Sarkozy/Berlusconi . Dos à dos, côte à côte, face à face. Des livres et des essais ont noirci des pages et des pages sur la question.

Najat Vallaud-Belkacem , la porte parole de François Hollande n'est pas la première à comparer les deux hommes, mais sa déclaration au coeur de la campagne électorale est perçue dans les rangs de l'UMP comme une provocation.

Pourtant, on peut reconnaitre à Silvio Berlusconi , en dépit des affaires judiciaires et ses frasques privées, une réelle capacité à conduire des campagnes électorales, même dans des périodes où sa cause semblait définitivement perdue.

Mais au fond, le problème dépasse largement le champ des deux hommes.

Ces dernières années dans la Péninsule, chaque élection n'était qu'un référendum autour de la personne de Silvio Berlusconi. Serions nous engagés dans cette direction ? Et si la présidentielle française se résumait à un Pour ou Contre Nicolas Sarkozy ?

D'autant que les positions se radicalisent autour de sa figure politique ! La majorité de droite n'hésite pas à dénoncer l'antisarkozysme primaire de la gauche, Jean-François Coppé sous entend qu'une majorité de journalistes sont contre le Président Candidat .

Dans les autres partis en lice, on affirme que Nicolas Sarkozy bénéficie d'un traitement de faveur médiatique .

Ces points de frictions se posaient dans les mêmes termes en Italie. Berlusconi critiquait la presse de gauche qui disposait de tous les relais d'opinion, et le Parti Démocrate fustigeait la mainmise de l'empereur des médias sur toutes les télévisions.
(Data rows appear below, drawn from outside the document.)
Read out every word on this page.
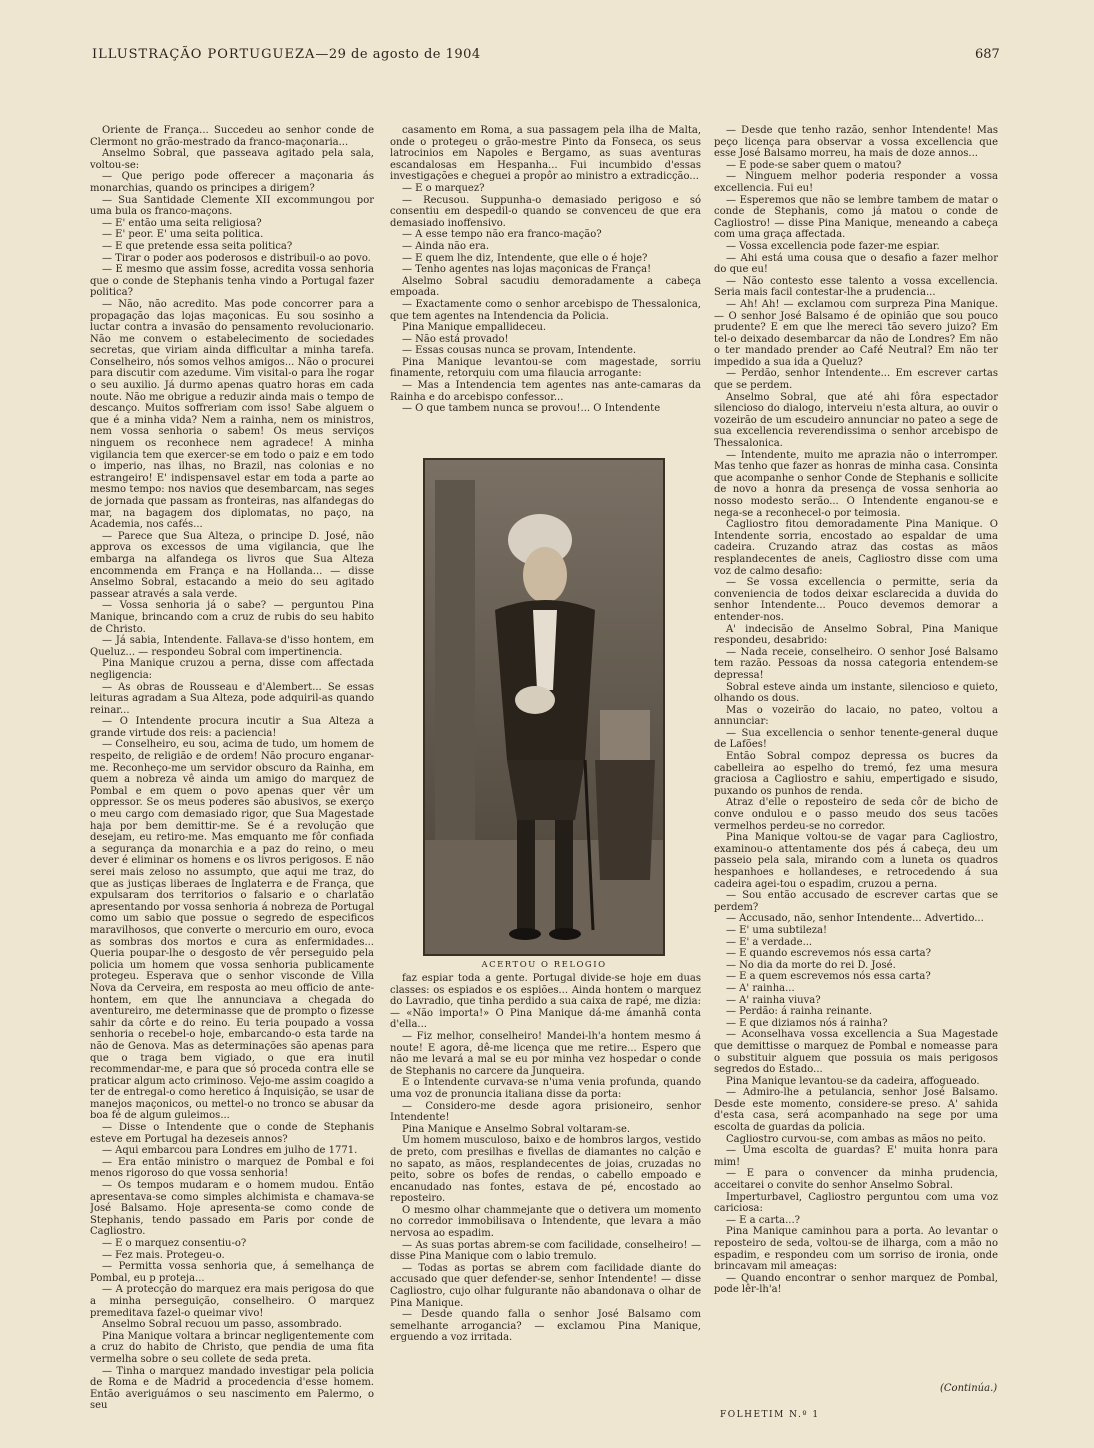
ILLUSTRAÇÃO PORTUGUEZA—29 de agosto de 1904	687

Oriente de França... Succedeu ao senhor conde de Clermont no grão-mestrado da franco-maçonaria...

Anselmo Sobral, que passeava agitado pela sala, voltou-se:

— Que perigo pode offerecer a maçonaria ás monarchias, quando os principes a dirigem?

— Sua Santidade Clemente XII excommungou por uma bula os franco-maçons.

— E' então uma seita religiosa?

— E' peor. E' uma seita politica.

— E que pretende essa seita politica?

— Tirar o poder aos poderosos e distribuil-o ao povo.

— E mesmo que assim fosse, acredita vossa senhoria que o conde de Stephanis tenha vindo a Portugal fazer politica?

— Não, não acredito. Mas pode concorrer para a propagação das lojas maçonicas. Eu sou sosinho a luctar contra a invasão do pensamento revolucionario. Não me convem o estabelecimento de sociedades secretas, que viriam ainda difficultar a minha tarefa. Conselheiro, nós somos velhos amigos... Não o procurei para discutir com azedume. Vim visital-o para lhe rogar o seu auxilio. Já durmo apenas quatro horas em cada noute. Não me obrigue a reduzir ainda mais o tempo de descanço. Muitos soffreriam com isso! Sabe alguem o que é a minha vida? Nem a rainha, nem os ministros, nem vossa senhoria o sabem! Os meus serviços ninguem os reconhece nem agradece! A minha vigilancia tem que exercer-se em todo o paiz e em todo o imperio, nas ilhas, no Brazil, nas colonias e no estrangeiro! E' indispensavel estar em toda a parte ao mesmo tempo: nos navios que desembarcam, nas seges de jornada que passam as fronteiras, nas alfandegas do mar, na bagagem dos diplomatas, no paço, na Academia, nos cafés...

— Parece que Sua Alteza, o principe D. José, não approva os excessos de uma vigilancia, que lhe embarga na alfandega os livros que Sua Alteza encommenda em França e na Hollanda... — disse Anselmo Sobral, estacando a meio do seu agitado passear através a sala verde.

— Vossa senhoria já o sabe? — perguntou Pina Manique, brincando com a cruz de rubis do seu habito de Christo.

— Já sabia, Intendente. Fallava-se d'isso hontem, em Queluz... — respondeu Sobral com impertinencia.

Pina Manique cruzou a perna, disse com affectada negligencia:

— As obras de Rousseau e d'Alembert... Se essas leituras agradam a Sua Alteza, pode adquiril-as quando reinar...

— O Intendente procura incutir a Sua Alteza a grande virtude dos reis: a paciencia!

— Conselheiro, eu sou, acima de tudo, um homem de respeito, de religião e de ordem! Não procuro enganar-me. Reconheço-me um servidor obscuro da Rainha, em quem a nobreza vê ainda um amigo do marquez de Pombal e em quem o povo apenas quer vêr um oppressor. Se os meus poderes são abusivos, se exerço o meu cargo com demasiado rigor, que Sua Magestade haja por bem demittir-me. Se é a revolução que desejam, eu retiro-me. Mas emquanto me fôr confiada a segurança da monarchia e a paz do reino, o meu dever é eliminar os homens e os livros perigosos. E não serei mais zeloso no assumpto, que aqui me traz, do que as justiças liberaes de Inglaterra e de França, que expulsaram dos territorios o falsario e o charlatão apresentando por vossa senhoria á nobreza de Portugal como um sabio que possue o segredo de especificos maravilhosos, que converte o mercurio em ouro, evoca as sombras dos mortos e cura as enfermidades... Queria poupar-lhe o desgosto de vêr perseguido pela policia um homem que vossa senhoria publicamente protegeu. Esperava que o senhor visconde de Villa Nova da Cerveira, em resposta ao meu officio de ante-hontem, em que lhe annunciava a chegada do aventureiro, me determinasse que de prompto o fizesse sahir da côrte e do reino. Eu teria poupado a vossa senhoria o recebel-o hoje, embarcando-o esta tarde na não de Genova. Mas as determinações são apenas para que o traga bem vigiado, o que era inutil recommendar-me, e para que só proceda contra elle se praticar algum acto criminoso. Vejo-me assim coagido a ter de entregal-o como heretico á Inquisição, se usar de manejos maçonicos, ou mettel-o no tronco se abusar da boa fé de algum guleimos...

— Disse o Intendente que o conde de Stephanis esteve em Portugal ha dezeseis annos?

— Aqui embarcou para Londres em julho de 1771.

— Era então ministro o marquez de Pombal e foi menos rigoroso do que vossa senhoria!

— Os tempos mudaram e o homem mudou. Então apresentava-se como simples alchimista e chamava-se José Balsamo. Hoje apresenta-se como conde de Stephanis, tendo passado em Paris por conde de Cagliostro.

— E o marquez consentiu-o?

— Fez mais. Protegeu-o.

— Permitta vossa senhoria que, á semelhança de Pombal, eu p proteja...

— A protecção do marquez era mais perigosa do que a minha perseguição, conselheiro. O marquez premeditava fazel-o queimar vivo!

Anselmo Sobral recuou um passo, assombrado.

Pina Manique voltara a brincar negligentemente com a cruz do habito de Christo, que pendia de uma fita vermelha sobre o seu collete de seda preta.

— Tinha o marquez mandado investigar pela policia de Roma e de Madrid a procedencia d'esse homem. Então averiguámos o seu nascimento em Palermo, o seu

casamento em Roma, a sua passagem pela ilha de Malta, onde o protegeu o grão-mestre Pinto da Fonseca, os seus latrocinios em Napoles e Bergamo, as suas aventuras escandalosas em Hespanha... Fui incumbido d'essas investigações e cheguei a propôr ao ministro a extradicção...

— E o marquez?

— Recusou. Suppunha-o demasiado perigoso e só consentiu em despedil-o quando se convenceu de que era demasiado inoffensivo.

— A esse tempo não era franco-mação?

— Ainda não era.

— E quem lhe diz, Intendente, que elle o é hoje?

— Tenho agentes nas lojas maçonicas de França!

Alselmo Sobral sacudiu demoradamente a cabeça empoada.

— Exactamente como o senhor arcebispo de Thessalonica, que tem agentes na Intendencia da Policia.

Pina Manique empallideceu.

— Não está provado!

— Essas cousas nunca se provam, Intendente.

Pina Manique levantou-se com magestade, sorriu finamente, retorquiu com uma filaucia arrogante:

— Mas a Intendencia tem agentes nas ante-camaras da Rainha e do arcebispo confessor...

— O que tambem nunca se provou!... O Intendente

ACERTOU O RELOGIO

faz espiar toda a gente. Portugal divide-se hoje em duas classes: os espiados e os espiões... Ainda hontem o marquez do Lavradio, que tinha perdido a sua caixa de rapé, me dizia: — «Não importa!» O Pina Manique dá-me ámanhã conta d'ella...

— Fiz melhor, conselheiro! Mandei-lh'a hontem mesmo á noute! E agora, dê-me licença que me retire... Espero que não me levará a mal se eu por minha vez hospedar o conde de Stephanis no carcere da Junqueira.

E o Intendente curvava-se n'uma venia profunda, quando uma voz de pronuncia italiana disse da porta:

— Considero-me desde agora prisioneiro, senhor Intendente!

Pina Manique e Anselmo Sobral voltaram-se.

Um homem musculoso, baixo e de hombros largos, vestido de preto, com presilhas e fivellas de diamantes no calção e no sapato, as mãos, resplandecentes de joias, cruzadas no peito, sobre os bofes de rendas, o cabello empoado e encanudado nas fontes, estava de pé, encostado ao reposteiro.

O mesmo olhar chammejante que o detivera um momento no corredor immobilisava o Intendente, que levara a mão nervosa ao espadim.

— As suas portas abrem-se com facilidade, conselheiro! — disse Pina Manique com o labio tremulo.

— Todas as portas se abrem com facilidade diante do accusado que quer defender-se, senhor Intendente! — disse Cagliostro, cujo olhar fulgurante não abandonava o olhar de Pina Manique.

— Desde quando falla o senhor José Balsamo com semelhante arrogancia? — exclamou Pina Manique, erguendo a voz irritada.

— Desde que tenho razão, senhor Intendente! Mas peço licença para observar a vossa excellencia que esse José Balsamo morreu, ha mais de doze annos...

— E pode-se saber quem o matou?

— Ninguem melhor poderia responder a vossa excellencia. Fui eu!

— Esperemos que não se lembre tambem de matar o conde de Stephanis, como já matou o conde de Cagliostro! — disse Pina Manique, meneando a cabeça com uma graça affectada.

— Vossa excellencia pode fazer-me espiar.

— Ahi está uma cousa que o desafio a fazer melhor do que eu!

— Não contesto esse talento a vossa excellencia. Seria mais facil contestar-lhe a prudencia...

— Ah! Ah! — exclamou com surpreza Pina Manique. — O senhor José Balsamo é de opinião que sou pouco prudente? E em que lhe mereci tão severo juizo? Em tel-o deixado desembarcar da não de Londres? Em não o ter mandado prender ao Café Neutral? Em não ter impedido a sua ida a Queluz?

— Perdão, senhor Intendente... Em escrever cartas que se perdem.

Anselmo Sobral, que até ahi fôra espectador silencioso do dialogo, interveiu n'esta altura, ao ouvir o vozeirão de um escudeiro annunciar no pateo a sege de sua excellencia reverendissima o senhor arcebispo de Thessalonica.

— Intendente, muito me aprazia não o interromper. Mas tenho que fazer as honras de minha casa. Consinta que acompanhe o senhor Conde de Stephanis e sollicite de novo a honra da presença de vossa senhoria ao nosso modesto serão... O Intendente enganou-se e nega-se a reconhecel-o por teimosia.

Cagliostro fitou demoradamente Pina Manique. O Intendente sorria, encostado ao espaldar de uma cadeira. Cruzando atraz das costas as mãos resplandecentes de aneis, Cagliostro disse com uma voz de calmo desafio:

— Se vossa excellencia o permitte, seria da conveniencia de todos deixar esclarecida a duvida do senhor Intendente... Pouco devemos demorar a entender-nos.

A' indecisão de Anselmo Sobral, Pina Manique respondeu, desabrido:

— Nada receie, conselheiro. O senhor José Balsamo tem razão. Pessoas da nossa categoria entendem-se depressa!

Sobral esteve ainda um instante, silencioso e quieto, olhando os dous.

Mas o vozeirão do lacaio, no pateo, voltou a annunciar:

— Sua excellencia o senhor tenente-general duque de Lafões!

Então Sobral compoz depressa os bucres da cabelleira ao espelho do tremó, fez uma mesura graciosa a Cagliostro e sahiu, empertigado e sisudo, puxando os punhos de renda.

Atraz d'elle o reposteiro de seda côr de bicho de conve ondulou e o passo meudo dos seus tacões vermelhos perdeu-se no corredor.

Pina Manique voltou-se de vagar para Cagliostro, examinou-o attentamente dos pés á cabeça, deu um passeio pela sala, mirando com a luneta os quadros hespanhoes e hollandeses, e retrocedendo á sua cadeira agei-tou o espadim, cruzou a perna.

— Sou então accusado de escrever cartas que se perdem?

— Accusado, não, senhor Intendente... Advertido...

— E' uma subtileza!

— E' a verdade...

— E quando escrevemos nós essa carta?

— No dia da morte do rei D. José.

— E a quem escrevemos nós essa carta?

— A' rainha...

— A' rainha viuva?

— Perdão: á rainha reinante.

— E que diziamos nós á rainha?

— Aconselhava vossa excellencia a Sua Magestade que demittisse o marquez de Pombal e nomeasse para o substituir alguem que possuia os mais perigosos segredos do Estado...

Pina Manique levantou-se da cadeira, affogueado.

— Admiro-lhe a petulancia, senhor José Balsamo. Desde este momento, considere-se preso. A' sahida d'esta casa, será acompanhado na sege por uma escolta de guardas da policia.

Cagliostro curvou-se, com ambas as mãos no peito.

— Uma escolta de guardas? E' muita honra para mim!

— E para o convencer da minha prudencia, acceitarei o convite do senhor Anselmo Sobral.

Imperturbavel, Cagliostro perguntou com uma voz cariciosa:

— E a carta...?

Pina Manique caminhou para a porta. Ao levantar o reposteiro de seda, voltou-se de ilharga, com a mão no espadim, e respondeu com um sorriso de ironia, onde brincavam mil ameaças:

— Quando encontrar o senhor marquez de Pombal, pode lêr-lh'a!

(Continúa.)
FOLHETIM N.º 1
L'anti-Berlusconi a toujours servi l'homme d'affaires milanais. L'anti-Sarkozysme produirait-il les mêmes effets ? D'autant que le fonctionnement médiatique en période électorale rend hystérique toutes les bases militantes qui se sentent défavorisées.

C'est aussi un système à l'américaine. On dénigre le prochain. On attaque, on le discrédite. On ne porte pas un projet, on dit qu'on est pragmatique, qu'on est avec le peuple et que les autres candidats n'aiment pas leur pays, chacun se revendique le candidat des gens, et l'autre est traité de menteur. Le débat public se dégrade

En 2008,Walter Veltroni ne voulait pas citer le nom de Silvio Berlusconi dans sa campagne. En 2012, François Hollande a fait de même dans son meeting au Bourget. Pas une fois, le nom de Nicolas Sarkozy ne fut prononcé. Mais aucun des deux leaders de gauche n' a pu tenir cette posture sur la durée.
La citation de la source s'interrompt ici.